Para Maximiliano (2002), a lei escrita é estática e com o trabalho executado pela função interpretativa, o Direito passa a ser dinâmico.

O executor ou utilizador da informação jurídica normativa tem como tarefa primordial promover a relação entre o texto abstrato e o caso concreto, entre a norma jurídica e o fato social, ou simplesmente aplicar o Direito.

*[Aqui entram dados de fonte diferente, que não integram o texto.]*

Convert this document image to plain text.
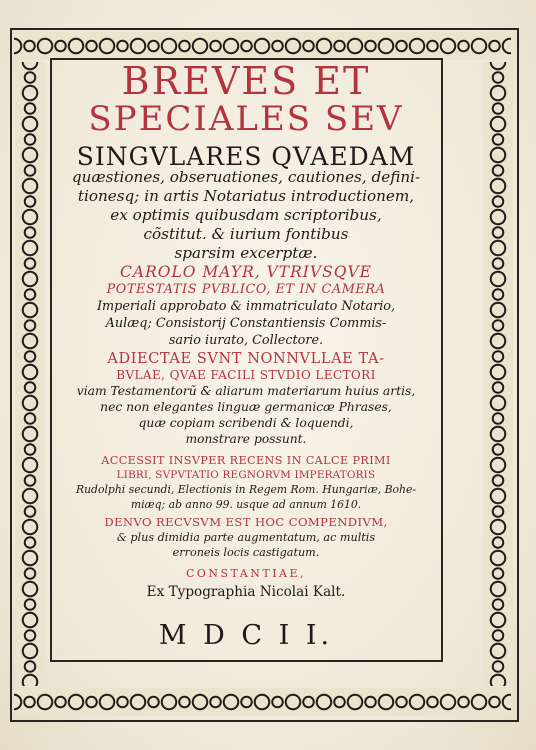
BREVES ET

SPECIALES SEV

SINGVLARES QVAEDAM

quæstiones, obseruationes, cautiones, defini-

tionesq; in artis Notariatus introductionem,

ex optimis quibusdam scriptoribus,

cõstitut. & iurium fontibus

sparsim excerptæ.

CAROLO MAYR, VTRIVSQVE

POTESTATIS PVBLICO, ET IN CAMERA

Imperiali approbato & immatriculato Notario,

Aulæq; Consistorij Constantiensis Commis-

sario iurato, Collectore.

ADIECTAE SVNT NONNVLLAE TA-

BVLAE, QVAE FACILI STVDIO LECTORI

viam Testamentorũ & aliarum materiarum huius artis,

nec non elegantes linguæ germanicæ Phrases,

quæ copiam scribendi & loquendi,

monstrare possunt.

ACCESSIT INSVPER RECENS IN CALCE PRIMI

LIBRI, SVPVTATIO REGNORVM IMPERATORIS

Rudolphi secundi, Electionis in Regem Rom. Hungariæ, Bohe-

miæq; ab anno 99. usque ad annum 1610.

DENVO RECVSVM EST HOC COMPENDIVM,

& plus dimidia parte augmentatum, ac multis

erroneis locis castigatum.

CONSTANTIAE,

Ex Typographia Nicolai Kalt.

M D C I I.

Na sua dimensão criadora do Direito, a Jurisprudência tem interface com todas as outras fontes, exercendo um papel de circularidade na construção do conhecimento jurídico. Esse movimento circular confere um grau de mudança no estado dos acontecimentos e com isso influencia, faz originar e também potencializa a renovação de institutos jurídicos, atribuindo-lhes nova roupagem, ou, pelo menos, dando-lhe novo sentido ou sentido diverso daquele observado anteriormente.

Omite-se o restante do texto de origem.